Hello, and thanks for stopping by! I’m a Senior Researcher at Microsoft Research India where I work on Speech Processing for Multilingual Communities. Currently, the focus of my work is on discovering techniques to build NLP and speech processing systems capable of handling code-switching without needing a large amount of code-switched training data. I also work on speech technologies for low resource languages. For up-to-date information about publications, please take a look at my Google Scholar page.

At MSRI, I am part of Project Mélange in which we look at various aspects of code-switching and mixing, including how and why multilinguals code-switch. I have also been an organizer of the Interspeech Special Session on Code-switching from 2017-2019 which we will organize as a workshop co-located with Interspeech 2020.
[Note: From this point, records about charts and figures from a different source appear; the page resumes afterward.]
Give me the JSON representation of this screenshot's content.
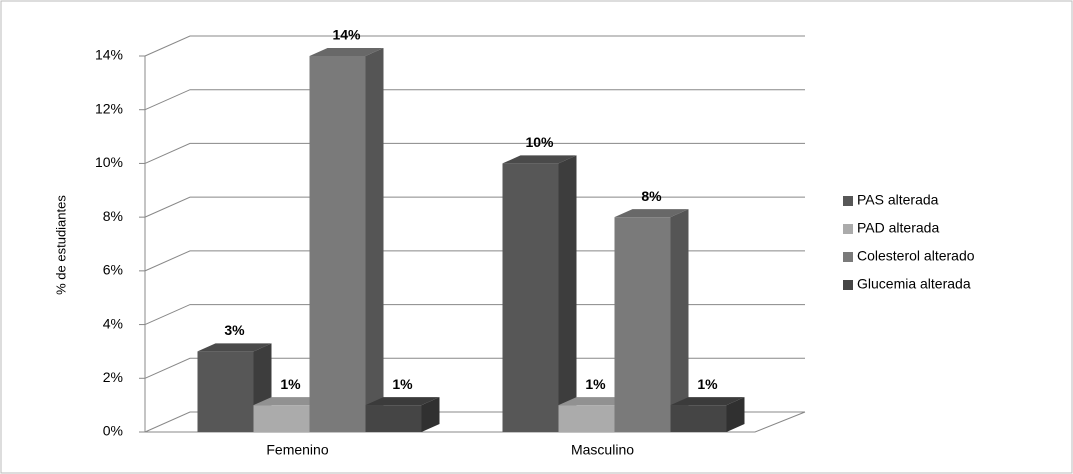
{
  "chart_data": {
    "type": "bar3d",
    "y_label": "% de estudiantes",
    "categories": [
      "Femenino",
      "Masculino"
    ],
    "series": [
      {
        "name": "PAS alterada",
        "color": "#575757",
        "values": [
          3,
          10
        ],
        "value_labels": [
          "3%",
          "10%"
        ]
      },
      {
        "name": "PAD alterada",
        "color": "#ababab",
        "values": [
          1,
          1
        ],
        "value_labels": [
          "1%",
          "1%"
        ]
      },
      {
        "name": "Colesterol alterado",
        "color": "#7a7a7a",
        "values": [
          14,
          8
        ],
        "value_labels": [
          "14%",
          "8%"
        ]
      },
      {
        "name": "Glucemia alterada",
        "color": "#454545",
        "values": [
          1,
          1
        ],
        "value_labels": [
          "1%",
          "1%"
        ]
      }
    ],
    "ylim": [
      0,
      14
    ],
    "yticks": [
      {
        "value": 0,
        "label": "0%"
      },
      {
        "value": 2,
        "label": "2%"
      },
      {
        "value": 4,
        "label": "4%"
      },
      {
        "value": 6,
        "label": "6%"
      },
      {
        "value": 8,
        "label": "8%"
      },
      {
        "value": 10,
        "label": "10%"
      },
      {
        "value": 12,
        "label": "12%"
      },
      {
        "value": 14,
        "label": "14%"
      }
    ],
    "grid": true,
    "legend": "right"
  }
}
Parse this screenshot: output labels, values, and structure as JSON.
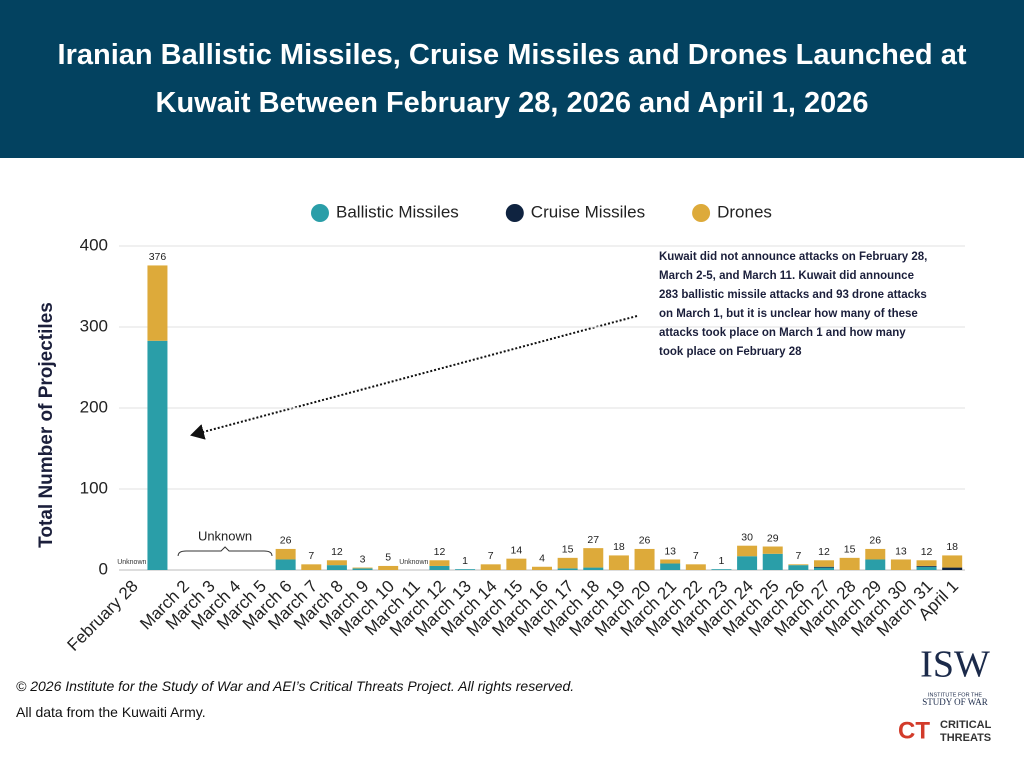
{
  "chart_data": {
    "type": "stacked-bar",
    "title": "Iranian Ballistic Missiles, Cruise Missiles and Drones Launched at Kuwait Between February 28, 2026 and April 1, 2026",
    "y_label": "Total Number of Projectiles",
    "note": "Kuwait did not announce attacks on February 28, March 2-5, and March 11. Kuwait did announce 283 ballistic missile attacks and 93 drone attacks on March 1, but it is unclear how many of these attacks took place on March 1 and how many took place on February 28",
    "categories": [
      "February 28",
      null,
      "March 2",
      "March 3",
      "March 4",
      "March 5",
      "March 6",
      "March 7",
      "March 8",
      "March 9",
      "March 10",
      "March 11",
      "March 12",
      "March 13",
      "March 14",
      "March 15",
      "March 16",
      "March 17",
      "March 18",
      "March 19",
      "March 20",
      "March 21",
      "March 22",
      "March 23",
      "March 24",
      "March 25",
      "March 26",
      "March 27",
      "March 28",
      "March 29",
      "March 30",
      "March 31",
      "April 1"
    ],
    "series": [
      {
        "name": "Ballistic Missiles",
        "color": "#2a9ea8",
        "values": [
          null,
          283,
          null,
          null,
          null,
          null,
          13,
          0,
          6,
          2,
          0,
          null,
          5,
          1,
          0,
          0,
          0,
          2,
          3,
          0,
          0,
          8,
          0,
          1,
          17,
          20,
          6,
          3,
          0,
          13,
          0,
          4,
          0
        ]
      },
      {
        "name": "Cruise Missiles",
        "color": "#0f2340",
        "values": [
          null,
          0,
          null,
          null,
          null,
          null,
          0,
          0,
          0,
          0,
          0,
          null,
          0,
          0,
          0,
          0,
          0,
          0,
          0,
          0,
          0,
          0,
          0,
          0,
          0,
          0,
          0,
          1,
          0,
          0,
          0,
          1,
          3
        ]
      },
      {
        "name": "Drones",
        "color": "#ddaa3a",
        "values": [
          null,
          93,
          null,
          null,
          null,
          null,
          13,
          7,
          6,
          1,
          5,
          null,
          7,
          0,
          7,
          14,
          4,
          13,
          24,
          18,
          26,
          5,
          7,
          0,
          13,
          9,
          1,
          8,
          15,
          13,
          13,
          7,
          15
        ]
      }
    ],
    "totals": [
      null,
      376,
      null,
      null,
      null,
      null,
      26,
      7,
      12,
      3,
      5,
      null,
      12,
      1,
      7,
      14,
      4,
      15,
      27,
      18,
      26,
      13,
      7,
      1,
      30,
      29,
      7,
      12,
      15,
      26,
      13,
      12,
      18
    ],
    "total_labels": [
      "Unknown",
      null,
      null,
      null,
      null,
      null,
      null,
      null,
      null,
      null,
      null,
      "Unknown",
      null,
      null,
      null,
      null,
      null,
      null,
      null,
      null,
      null,
      null,
      null,
      null,
      null,
      null,
      null,
      null,
      null,
      null,
      null,
      null,
      null
    ],
    "span_label": "Unknown",
    "ylim": [
      0,
      400
    ],
    "yticks": [
      0,
      100,
      200,
      300,
      400
    ],
    "grid": true,
    "legend": "top"
  },
  "footer": {
    "copyright": "© 2026 Institute for the Study of War and AEI’s Critical Threats Project. All rights reserved.",
    "source": "All data from the Kuwaiti Army."
  },
  "logos": {
    "isw": "ISW",
    "isw_line1": "INSTITUTE FOR THE",
    "isw_line2": "STUDY OF WAR",
    "ct": "CT",
    "ct_line1": "CRITICAL",
    "ct_line2": "THREATS"
  }
}
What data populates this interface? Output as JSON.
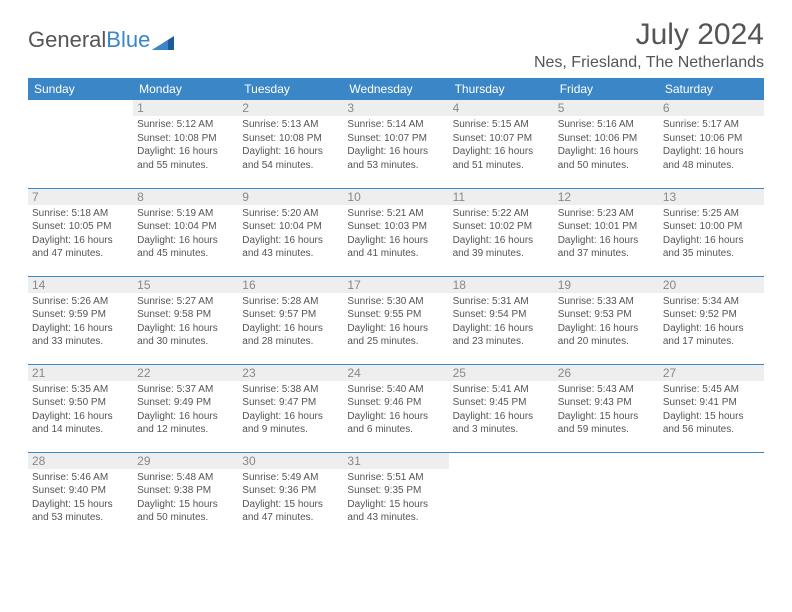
{
  "header": {
    "logo_general": "General",
    "logo_blue": "Blue",
    "month_title": "July 2024",
    "location": "Nes, Friesland, The Netherlands"
  },
  "colors": {
    "accent": "#3b86c6",
    "text": "#555555",
    "day_bg": "#eeeeee",
    "background": "#ffffff"
  },
  "dayHeaders": [
    "Sunday",
    "Monday",
    "Tuesday",
    "Wednesday",
    "Thursday",
    "Friday",
    "Saturday"
  ],
  "weeks": [
    [
      null,
      {
        "day": "1",
        "sunrise": "Sunrise: 5:12 AM",
        "sunset": "Sunset: 10:08 PM",
        "daylight1": "Daylight: 16 hours",
        "daylight2": "and 55 minutes."
      },
      {
        "day": "2",
        "sunrise": "Sunrise: 5:13 AM",
        "sunset": "Sunset: 10:08 PM",
        "daylight1": "Daylight: 16 hours",
        "daylight2": "and 54 minutes."
      },
      {
        "day": "3",
        "sunrise": "Sunrise: 5:14 AM",
        "sunset": "Sunset: 10:07 PM",
        "daylight1": "Daylight: 16 hours",
        "daylight2": "and 53 minutes."
      },
      {
        "day": "4",
        "sunrise": "Sunrise: 5:15 AM",
        "sunset": "Sunset: 10:07 PM",
        "daylight1": "Daylight: 16 hours",
        "daylight2": "and 51 minutes."
      },
      {
        "day": "5",
        "sunrise": "Sunrise: 5:16 AM",
        "sunset": "Sunset: 10:06 PM",
        "daylight1": "Daylight: 16 hours",
        "daylight2": "and 50 minutes."
      },
      {
        "day": "6",
        "sunrise": "Sunrise: 5:17 AM",
        "sunset": "Sunset: 10:06 PM",
        "daylight1": "Daylight: 16 hours",
        "daylight2": "and 48 minutes."
      }
    ],
    [
      {
        "day": "7",
        "sunrise": "Sunrise: 5:18 AM",
        "sunset": "Sunset: 10:05 PM",
        "daylight1": "Daylight: 16 hours",
        "daylight2": "and 47 minutes."
      },
      {
        "day": "8",
        "sunrise": "Sunrise: 5:19 AM",
        "sunset": "Sunset: 10:04 PM",
        "daylight1": "Daylight: 16 hours",
        "daylight2": "and 45 minutes."
      },
      {
        "day": "9",
        "sunrise": "Sunrise: 5:20 AM",
        "sunset": "Sunset: 10:04 PM",
        "daylight1": "Daylight: 16 hours",
        "daylight2": "and 43 minutes."
      },
      {
        "day": "10",
        "sunrise": "Sunrise: 5:21 AM",
        "sunset": "Sunset: 10:03 PM",
        "daylight1": "Daylight: 16 hours",
        "daylight2": "and 41 minutes."
      },
      {
        "day": "11",
        "sunrise": "Sunrise: 5:22 AM",
        "sunset": "Sunset: 10:02 PM",
        "daylight1": "Daylight: 16 hours",
        "daylight2": "and 39 minutes."
      },
      {
        "day": "12",
        "sunrise": "Sunrise: 5:23 AM",
        "sunset": "Sunset: 10:01 PM",
        "daylight1": "Daylight: 16 hours",
        "daylight2": "and 37 minutes."
      },
      {
        "day": "13",
        "sunrise": "Sunrise: 5:25 AM",
        "sunset": "Sunset: 10:00 PM",
        "daylight1": "Daylight: 16 hours",
        "daylight2": "and 35 minutes."
      }
    ],
    [
      {
        "day": "14",
        "sunrise": "Sunrise: 5:26 AM",
        "sunset": "Sunset: 9:59 PM",
        "daylight1": "Daylight: 16 hours",
        "daylight2": "and 33 minutes."
      },
      {
        "day": "15",
        "sunrise": "Sunrise: 5:27 AM",
        "sunset": "Sunset: 9:58 PM",
        "daylight1": "Daylight: 16 hours",
        "daylight2": "and 30 minutes."
      },
      {
        "day": "16",
        "sunrise": "Sunrise: 5:28 AM",
        "sunset": "Sunset: 9:57 PM",
        "daylight1": "Daylight: 16 hours",
        "daylight2": "and 28 minutes."
      },
      {
        "day": "17",
        "sunrise": "Sunrise: 5:30 AM",
        "sunset": "Sunset: 9:55 PM",
        "daylight1": "Daylight: 16 hours",
        "daylight2": "and 25 minutes."
      },
      {
        "day": "18",
        "sunrise": "Sunrise: 5:31 AM",
        "sunset": "Sunset: 9:54 PM",
        "daylight1": "Daylight: 16 hours",
        "daylight2": "and 23 minutes."
      },
      {
        "day": "19",
        "sunrise": "Sunrise: 5:33 AM",
        "sunset": "Sunset: 9:53 PM",
        "daylight1": "Daylight: 16 hours",
        "daylight2": "and 20 minutes."
      },
      {
        "day": "20",
        "sunrise": "Sunrise: 5:34 AM",
        "sunset": "Sunset: 9:52 PM",
        "daylight1": "Daylight: 16 hours",
        "daylight2": "and 17 minutes."
      }
    ],
    [
      {
        "day": "21",
        "sunrise": "Sunrise: 5:35 AM",
        "sunset": "Sunset: 9:50 PM",
        "daylight1": "Daylight: 16 hours",
        "daylight2": "and 14 minutes."
      },
      {
        "day": "22",
        "sunrise": "Sunrise: 5:37 AM",
        "sunset": "Sunset: 9:49 PM",
        "daylight1": "Daylight: 16 hours",
        "daylight2": "and 12 minutes."
      },
      {
        "day": "23",
        "sunrise": "Sunrise: 5:38 AM",
        "sunset": "Sunset: 9:47 PM",
        "daylight1": "Daylight: 16 hours",
        "daylight2": "and 9 minutes."
      },
      {
        "day": "24",
        "sunrise": "Sunrise: 5:40 AM",
        "sunset": "Sunset: 9:46 PM",
        "daylight1": "Daylight: 16 hours",
        "daylight2": "and 6 minutes."
      },
      {
        "day": "25",
        "sunrise": "Sunrise: 5:41 AM",
        "sunset": "Sunset: 9:45 PM",
        "daylight1": "Daylight: 16 hours",
        "daylight2": "and 3 minutes."
      },
      {
        "day": "26",
        "sunrise": "Sunrise: 5:43 AM",
        "sunset": "Sunset: 9:43 PM",
        "daylight1": "Daylight: 15 hours",
        "daylight2": "and 59 minutes."
      },
      {
        "day": "27",
        "sunrise": "Sunrise: 5:45 AM",
        "sunset": "Sunset: 9:41 PM",
        "daylight1": "Daylight: 15 hours",
        "daylight2": "and 56 minutes."
      }
    ],
    [
      {
        "day": "28",
        "sunrise": "Sunrise: 5:46 AM",
        "sunset": "Sunset: 9:40 PM",
        "daylight1": "Daylight: 15 hours",
        "daylight2": "and 53 minutes."
      },
      {
        "day": "29",
        "sunrise": "Sunrise: 5:48 AM",
        "sunset": "Sunset: 9:38 PM",
        "daylight1": "Daylight: 15 hours",
        "daylight2": "and 50 minutes."
      },
      {
        "day": "30",
        "sunrise": "Sunrise: 5:49 AM",
        "sunset": "Sunset: 9:36 PM",
        "daylight1": "Daylight: 15 hours",
        "daylight2": "and 47 minutes."
      },
      {
        "day": "31",
        "sunrise": "Sunrise: 5:51 AM",
        "sunset": "Sunset: 9:35 PM",
        "daylight1": "Daylight: 15 hours",
        "daylight2": "and 43 minutes."
      },
      null,
      null,
      null
    ]
  ]
}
My research goal is to make all the content in the world available to all the people in the world, regardless of the language they speak, their level of education, their age, gender, and their special needs. So far, my main expertise has been in multilingual systems, particularly in dealing with languages that have very few linguistic resources.

*NEW* Datasets

Code-switched data for the Language Identification shared task organized as part of the First Workshop on Speech Technologies for Code-switching for Multilingual Communities is now available for research use.

I also organized a shared task on ASR for low resource languages in a special session at Interspeech 2018, and we released data from three low-resource Indian languages as part of this challenge which is now available for research use.

Prior to coming to MSR India

I finished my PhD in December 2016 at the Language Technologies Institute, Carnegie Mellon University. I worked on Text-to-Speech systems with my advisor Alan W Black, and my thesis was on pronunciation modeling for low-resource languages. From 2010-2012, I was a Masters student at CMU with Jack Mostow, and I worked on children’s oral reading prosody. I also interned with Microsoft Research India in Summer 2012 and we built a low-vocabulary ASR system for farmers in rural central India.